Stella Case No. 086, Originally Published: 12 January 2005
Police in New York say Antoinette Millard, 40, a former vice president at the Brown Brothers Harriman investment bank, posed as a Saudi Arabian princess and as a Victoria’s Secret fashion model, and fraudulently stole hundreds of thousands of dollars’ worth of merchandise.
Millard is not Saudi Arabian, nor has she ever been a Victoria’s Secret model; she’s from a “blue-collar family” in Buffalo.
One of those allegedly conned was American Express, which had issued her a coveted “Black” Amex card, which she used to run up huge bills. She was arrested and charged with grand larceny, and is free after posting $100,000 bail. She has also been charged with insurance fraud after allegedly filing a false $262,000 insurance claim for jewelry she claimed had been stolen, but prosecutors say she really sold.
American Express sued Millard for payment of her $951,000 outstanding charge card balance.
But Millard insists she’s not liable for the payments, since Amex “induced” her to sign up for the no-credit-limit card, and promised she could make “flexible payments” on her balance.
In a countersuit against Amex, she blames the company for its “false and fraudulent” promises since “in truth and in fact [American Express] did not allow [Millard] to make flexible payments.” Further, the suit says, Millard “was suffering from anorexia, depression, panic attacks, head tumors and by reason of such illnesses was mentally incompetent and unable of executing or making any agreement as alleged” in the suit filed by Amex.
Amex, meanwhile, “knew or should have known that [Millard] was acting impulsively and irrationally at the time she entered into contract,” and thus Amex should pay her $2 million.
“She’s someone who got caught up in the money culture that dominates New York, and the need to fit in with that culture,” says her lawyer, Peter Brill. When asked if Millard had a psychological problem, he replied, “I think everybody in New York has a long-standing psychological problem.”

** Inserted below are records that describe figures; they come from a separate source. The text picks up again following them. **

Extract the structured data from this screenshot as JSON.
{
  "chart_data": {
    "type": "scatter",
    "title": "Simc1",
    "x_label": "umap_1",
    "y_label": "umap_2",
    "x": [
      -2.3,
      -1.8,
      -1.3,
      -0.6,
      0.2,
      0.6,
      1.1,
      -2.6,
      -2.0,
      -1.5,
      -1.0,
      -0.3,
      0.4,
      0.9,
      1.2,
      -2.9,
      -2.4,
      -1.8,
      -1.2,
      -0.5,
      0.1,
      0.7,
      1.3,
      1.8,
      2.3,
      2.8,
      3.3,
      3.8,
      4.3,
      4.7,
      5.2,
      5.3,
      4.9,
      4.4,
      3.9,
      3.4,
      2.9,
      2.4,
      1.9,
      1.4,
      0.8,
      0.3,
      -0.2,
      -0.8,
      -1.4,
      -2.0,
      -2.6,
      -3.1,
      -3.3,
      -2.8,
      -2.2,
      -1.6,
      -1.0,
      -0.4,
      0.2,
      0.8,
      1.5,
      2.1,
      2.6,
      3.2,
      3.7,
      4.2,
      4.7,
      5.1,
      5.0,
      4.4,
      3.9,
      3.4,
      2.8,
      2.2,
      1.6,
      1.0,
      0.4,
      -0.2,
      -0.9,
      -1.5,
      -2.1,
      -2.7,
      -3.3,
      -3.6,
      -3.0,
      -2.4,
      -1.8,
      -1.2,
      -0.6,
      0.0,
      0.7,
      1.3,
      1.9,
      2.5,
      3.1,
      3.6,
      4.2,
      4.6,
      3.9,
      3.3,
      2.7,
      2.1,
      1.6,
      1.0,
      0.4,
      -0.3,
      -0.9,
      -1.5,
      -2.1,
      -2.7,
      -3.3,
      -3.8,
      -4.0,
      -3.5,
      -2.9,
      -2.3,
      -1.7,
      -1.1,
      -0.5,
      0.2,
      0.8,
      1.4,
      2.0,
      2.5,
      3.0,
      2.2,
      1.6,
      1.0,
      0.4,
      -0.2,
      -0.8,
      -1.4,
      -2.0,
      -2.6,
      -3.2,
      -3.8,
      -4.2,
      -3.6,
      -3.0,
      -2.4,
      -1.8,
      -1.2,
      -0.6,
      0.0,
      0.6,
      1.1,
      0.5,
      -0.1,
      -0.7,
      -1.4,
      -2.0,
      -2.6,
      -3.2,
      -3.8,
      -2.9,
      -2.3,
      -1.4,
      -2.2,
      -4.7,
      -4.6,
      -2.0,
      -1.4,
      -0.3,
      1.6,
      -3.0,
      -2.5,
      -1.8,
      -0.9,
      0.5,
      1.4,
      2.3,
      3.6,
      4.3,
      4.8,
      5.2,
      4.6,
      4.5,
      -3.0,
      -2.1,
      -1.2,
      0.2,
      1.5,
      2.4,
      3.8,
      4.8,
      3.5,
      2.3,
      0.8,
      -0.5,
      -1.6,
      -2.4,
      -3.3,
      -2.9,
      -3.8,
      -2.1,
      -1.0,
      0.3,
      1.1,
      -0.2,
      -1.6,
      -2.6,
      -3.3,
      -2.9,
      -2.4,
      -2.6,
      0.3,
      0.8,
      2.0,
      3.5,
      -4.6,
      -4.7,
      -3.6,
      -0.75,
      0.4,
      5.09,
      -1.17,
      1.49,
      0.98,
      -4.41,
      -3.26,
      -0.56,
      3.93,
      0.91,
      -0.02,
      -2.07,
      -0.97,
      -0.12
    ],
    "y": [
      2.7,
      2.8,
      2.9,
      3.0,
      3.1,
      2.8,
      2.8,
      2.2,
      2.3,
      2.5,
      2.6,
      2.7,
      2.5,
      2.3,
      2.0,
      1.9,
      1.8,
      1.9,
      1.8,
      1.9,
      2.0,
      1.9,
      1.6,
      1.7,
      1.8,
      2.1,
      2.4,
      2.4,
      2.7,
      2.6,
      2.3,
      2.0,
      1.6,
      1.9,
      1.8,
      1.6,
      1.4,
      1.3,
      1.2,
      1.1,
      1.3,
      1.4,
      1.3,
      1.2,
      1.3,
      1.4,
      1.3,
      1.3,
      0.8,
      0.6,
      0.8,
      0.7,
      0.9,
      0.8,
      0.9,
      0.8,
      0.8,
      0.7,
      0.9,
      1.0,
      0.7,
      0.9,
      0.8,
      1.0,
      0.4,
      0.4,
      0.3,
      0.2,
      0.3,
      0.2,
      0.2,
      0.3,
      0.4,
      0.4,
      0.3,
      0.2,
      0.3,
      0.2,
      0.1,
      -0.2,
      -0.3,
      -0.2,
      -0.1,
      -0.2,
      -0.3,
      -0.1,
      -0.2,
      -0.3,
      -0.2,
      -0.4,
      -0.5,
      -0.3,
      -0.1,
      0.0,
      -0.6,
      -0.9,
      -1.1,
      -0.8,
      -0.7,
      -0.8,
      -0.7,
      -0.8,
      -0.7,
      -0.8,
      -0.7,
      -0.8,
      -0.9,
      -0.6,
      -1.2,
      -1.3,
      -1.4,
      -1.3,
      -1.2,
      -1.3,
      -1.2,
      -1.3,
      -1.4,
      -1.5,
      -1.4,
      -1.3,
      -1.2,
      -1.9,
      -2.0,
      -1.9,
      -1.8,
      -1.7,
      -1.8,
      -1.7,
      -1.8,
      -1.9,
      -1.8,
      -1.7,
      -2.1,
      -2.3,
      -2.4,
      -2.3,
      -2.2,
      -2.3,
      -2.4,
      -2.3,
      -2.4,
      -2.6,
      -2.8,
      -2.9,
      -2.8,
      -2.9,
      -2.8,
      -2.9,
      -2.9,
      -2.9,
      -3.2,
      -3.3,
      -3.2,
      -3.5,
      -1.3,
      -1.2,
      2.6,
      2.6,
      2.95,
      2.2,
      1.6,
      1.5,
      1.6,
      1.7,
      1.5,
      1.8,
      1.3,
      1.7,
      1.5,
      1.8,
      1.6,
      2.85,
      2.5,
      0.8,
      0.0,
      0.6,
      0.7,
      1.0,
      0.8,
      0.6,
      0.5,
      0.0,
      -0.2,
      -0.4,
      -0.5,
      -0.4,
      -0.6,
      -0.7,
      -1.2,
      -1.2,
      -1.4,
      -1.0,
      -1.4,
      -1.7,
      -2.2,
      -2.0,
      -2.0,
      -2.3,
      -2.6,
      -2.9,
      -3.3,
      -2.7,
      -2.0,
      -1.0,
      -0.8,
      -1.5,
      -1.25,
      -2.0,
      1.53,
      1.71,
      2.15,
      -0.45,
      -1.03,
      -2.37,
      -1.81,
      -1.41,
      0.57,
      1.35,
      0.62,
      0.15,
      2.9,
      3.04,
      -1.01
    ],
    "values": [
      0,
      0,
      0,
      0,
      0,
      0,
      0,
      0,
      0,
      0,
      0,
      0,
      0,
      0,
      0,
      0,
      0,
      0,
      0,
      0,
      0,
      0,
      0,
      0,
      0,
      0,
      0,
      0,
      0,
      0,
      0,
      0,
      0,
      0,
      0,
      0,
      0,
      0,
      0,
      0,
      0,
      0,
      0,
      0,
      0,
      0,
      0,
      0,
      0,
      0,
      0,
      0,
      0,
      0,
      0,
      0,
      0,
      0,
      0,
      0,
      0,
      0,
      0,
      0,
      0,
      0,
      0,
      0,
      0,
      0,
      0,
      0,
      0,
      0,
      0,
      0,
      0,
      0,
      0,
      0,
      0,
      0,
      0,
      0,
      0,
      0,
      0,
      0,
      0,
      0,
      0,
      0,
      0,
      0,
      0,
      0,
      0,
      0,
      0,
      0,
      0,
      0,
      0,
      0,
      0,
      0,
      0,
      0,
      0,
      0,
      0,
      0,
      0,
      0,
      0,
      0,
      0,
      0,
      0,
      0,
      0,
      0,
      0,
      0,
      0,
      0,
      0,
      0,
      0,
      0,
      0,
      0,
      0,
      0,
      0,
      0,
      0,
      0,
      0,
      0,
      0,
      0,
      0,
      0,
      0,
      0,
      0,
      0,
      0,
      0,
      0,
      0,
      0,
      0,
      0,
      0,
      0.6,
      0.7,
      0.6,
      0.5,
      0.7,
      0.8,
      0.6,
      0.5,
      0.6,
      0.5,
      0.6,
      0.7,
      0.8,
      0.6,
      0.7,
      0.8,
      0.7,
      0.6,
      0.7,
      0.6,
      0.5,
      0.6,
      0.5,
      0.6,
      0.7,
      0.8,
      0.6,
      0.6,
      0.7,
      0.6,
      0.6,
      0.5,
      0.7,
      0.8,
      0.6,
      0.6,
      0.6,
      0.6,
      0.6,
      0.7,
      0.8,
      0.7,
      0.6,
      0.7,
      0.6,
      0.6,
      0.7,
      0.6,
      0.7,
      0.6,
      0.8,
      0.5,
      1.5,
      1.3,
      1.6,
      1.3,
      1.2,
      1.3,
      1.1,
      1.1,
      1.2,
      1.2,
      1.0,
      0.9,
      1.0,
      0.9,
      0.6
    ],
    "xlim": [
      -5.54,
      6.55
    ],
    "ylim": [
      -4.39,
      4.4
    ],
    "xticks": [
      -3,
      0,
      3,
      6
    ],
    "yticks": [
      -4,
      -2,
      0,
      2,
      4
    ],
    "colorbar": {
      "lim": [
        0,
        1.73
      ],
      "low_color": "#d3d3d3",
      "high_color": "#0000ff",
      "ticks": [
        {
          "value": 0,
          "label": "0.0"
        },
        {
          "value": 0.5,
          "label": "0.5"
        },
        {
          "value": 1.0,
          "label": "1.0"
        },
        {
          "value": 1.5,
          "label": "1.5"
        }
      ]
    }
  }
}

No doubt Brill is from New York. Draw your own conclusions.
- “Fake Saudi Princess-Model Countersues American Express”, Associated Press, 24 November 2004.
- “Lessons in Human Buy-ology”, San Francisco Chronicle, 19 December 2004.
Unclear, but seemingly dismissed.
My 2021 Thoughts on the Case
Short version: when your hand is caught in someone else’s cookie jar, suing them for catching you is contemptible. But… what if there really is a mental problem here? Well, facing 15 years in prison, Millard accepted a plea bargain that called for her to spend one year of confinement in inpatient psychiatric care, rather than jail, reported the New York Times in 2006, in return for pleading guilty to grand larceny and insurance fraud.
“If you fail to get this treatment, the court will not hesitate to sentence you to prison,” said Justice Renee A. White of State Supreme Court in Manhattan. Millard reportedly stayed at the hospital for only three months. In response, it seems Judge White hesitated.
As investigations continued — and Millard was arrested in Florida at a shopping mall on a fugitive warrant — she was back in court and took a plea bargain that sent her to jail for a mere one year. What about those pending charges? “I’m not so sure they’ll come forward with another indictment,” said her lawyer, John Arlia (perhaps Brill was thrown to the curb?)
Millard, Arlia explained, was on a mission to the mall “to confront her shopping demons as part of her therapy.” Mall security called the police because she was buying, and then returning, expensive jewelry.
You may not be surprised to learn she later filed another lawsuit: Millard sued the jeweler where she bought much of her loot with that unpaid Black card account. Why, when she went to pawn it, the pawn shop wouldn’t give her the full value she paid! As if any pawn shop would. Still, she demanded $1.1 million in compensation, which makes her a rare Dual Stella Award Winner.
That case finally went to court in 2010. The judge wasn’t impressed with her claims: he tore various pages out of her filed lawsuit and tossed them into a trash can, the New York Daily News reported. Millard then “settled” the case by dropping it after Michael Eigen Jewelers agreed not to sue her over the ordeal.
My guess is, that’s approximately what happened with the dual lawsuits between her and AmEx.
- “Would-Be Princess Headed to Hospital, Not Jail”, New York Times, 14 September 2005.
- “‘Princess’: Jeweler’s Con King”, New York Daily News, 23 March 2010.
- “Fake Princess Antoinette Millard Drops $1.1 Million Lawsuit Against Michael Eigen New Directions”, New York Daily News, 26 March 2010.
Note: This was a 2004 case even though it was not published online until just after the new year.